Sen. Bernie Sanders (I-VT) is not staying on message as the Democratic party aims to spin President Biden’s Inflation Reduction Act as a boon to the middle class.

In short, Sanders doesn’t think the crudely titled bill will actually bring inflation down, and he said so on the Senate floor Saturday, the Hill reported.

Sanders not satisfied with Inflation Reduction Act

The socialist senator from Vermont cited an analysis from the Congressional Budget Office which found that the “so-called” Inflation Reduction Act, as Sanders put it, would have a “minimal impact” on price surges that are crushing the middle class.

“Madam President, I want to take a moment to say a few words about the so-called inflation reduction that we are debating this evening,” Sanders said.

“And I say so-called, by the way, because according to the CBO, and other economic organizations that study this bill, it will, in fact, have a minimal impact on inflation.”

However, the main line of Sanders’ argument was that the Inflation Reduction Act, which is actually a smaller version of Biden’s Build Back Better agenda, is not ambitious enough. So, maybe Sanders doesn’t deserve too much credit.

If he had his way, the bill would be astronomically larger than its more than $700 billion price tag. Still, a broken clock is right twice a day, as the saying goes.

Biden’s wild spin

Biden has touted the bill as a historic investment in fighting climate change that won’t cost the middle class a dime, all while driving down the federal deficit and decades-high inflation.
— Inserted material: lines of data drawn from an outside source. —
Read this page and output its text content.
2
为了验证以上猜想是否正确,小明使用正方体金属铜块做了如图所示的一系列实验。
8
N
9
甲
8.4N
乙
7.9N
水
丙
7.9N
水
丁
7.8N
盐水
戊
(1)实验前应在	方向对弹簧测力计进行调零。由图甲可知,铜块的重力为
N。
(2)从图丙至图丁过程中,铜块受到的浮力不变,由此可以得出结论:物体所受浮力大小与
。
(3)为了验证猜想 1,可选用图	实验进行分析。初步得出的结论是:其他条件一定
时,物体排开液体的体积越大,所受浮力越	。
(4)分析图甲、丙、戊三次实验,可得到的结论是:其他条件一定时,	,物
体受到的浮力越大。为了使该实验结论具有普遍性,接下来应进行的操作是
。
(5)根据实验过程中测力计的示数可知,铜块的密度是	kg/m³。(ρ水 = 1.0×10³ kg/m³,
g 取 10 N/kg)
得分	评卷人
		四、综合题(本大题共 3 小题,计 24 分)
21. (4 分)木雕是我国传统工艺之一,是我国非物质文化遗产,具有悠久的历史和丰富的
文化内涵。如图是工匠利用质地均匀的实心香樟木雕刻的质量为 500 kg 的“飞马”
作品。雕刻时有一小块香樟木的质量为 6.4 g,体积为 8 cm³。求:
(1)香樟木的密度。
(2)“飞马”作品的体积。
On its face, it seems counterintuitive that billions more in spending would somehow reduce inflation, and indeed, few economists expect the bill to have more than a modest effect, despite Biden’s wild spin.
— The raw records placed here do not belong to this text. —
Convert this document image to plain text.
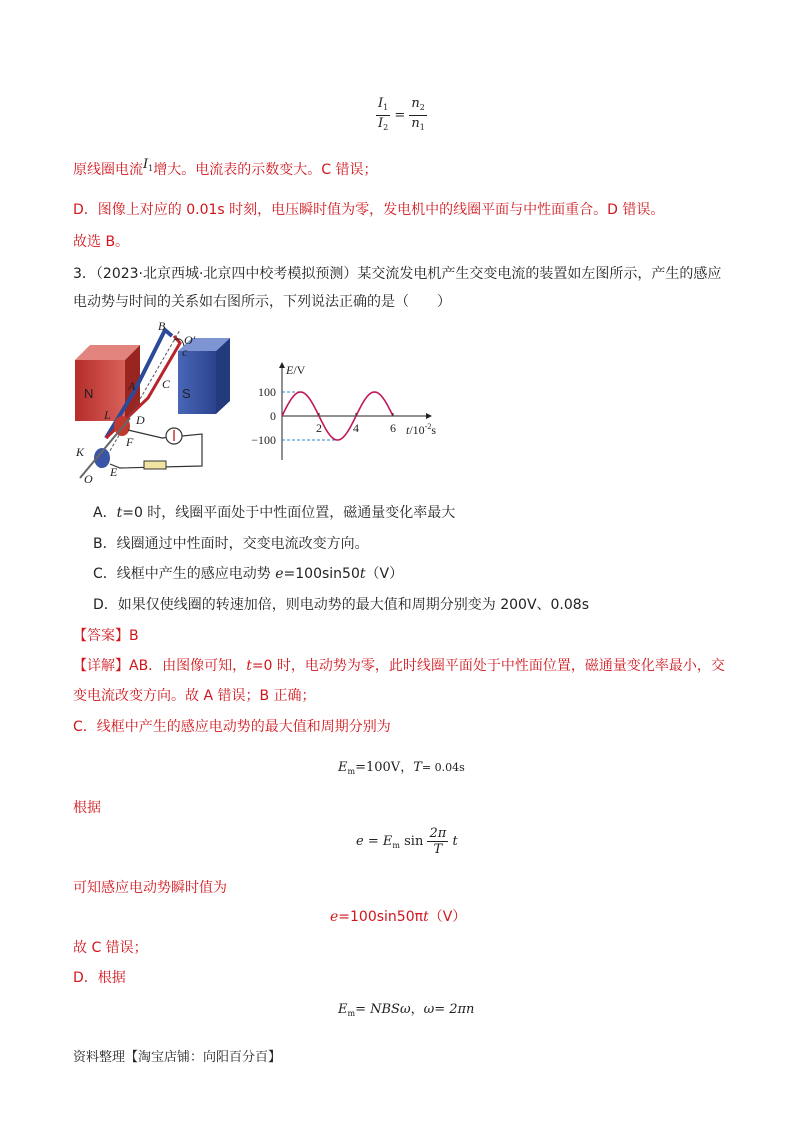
$\frac{I_1}{I_2} = \frac{n_2}{n_1}$
原线圈电流$I_1$增大。电流表的示数变大。C 错误；
D．图像上对应的 0.01s 时刻，电压瞬时值为零，发电机中的线圈平面与中性面重合。D 错误。
故选 B。
3．（2023·北京西城·北京四中校考模拟预测）某交流发电机产生交变电流的装置如左图所示，产生的感应
电动势与时间的关系如右图所示，下列说法正确的是（　　）
N	S
B
O′
c
A C
L D
F
K
E
O
100
0
−100
2	4	6
E/V
$t/10^{-2}s$
A．t=0 时，线圈平面处于中性面位置，磁通量变化率最大
B．线圈通过中性面时，交变电流改变方向。
C．线框中产生的感应电动势 e=100sin50t（V）
D．如果仅使线圈的转速加倍，则电动势的最大值和周期分别变为 200V、0.08s
【答案】B
【详解】AB．由图像可知，t=0 时，电动势为零，此时线圈平面处于中性面位置，磁通量变化率最小，交
变电流改变方向。故 A 错误；B 正确；
C．线框中产生的感应电动势的最大值和周期分别为
$E_m=100V$，T= 0.04s
根据
$e = E_m$ $\sin \frac{2\pi}{T}$ t
可知感应电动势瞬时值为
e=100sin50πt（V）
故 C 错误；
D．根据
$E_m= NBS\omega$，ω= 2πn
资料整理【淘宝店铺：向阳百分百】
While Biden insists the bill will pay for itself by making the rich pay their “fair share,” it will allocate billions of dollars to finance a massive expansion of the IRS that many fear will wind up targeting the middle class.

Democrats also agreed to take out a provision targeting the Wall Street-friendly carried interest loophole following negotiations with Democrat Kyrsten Sinema (AZ) Sanders probably wasn’t too thrilled with that one.

Nevertheless, Sanders dutifully voted for the bill – proving at the end of the day that while he doesn’t caucus with them, he’s a Democrat at heart.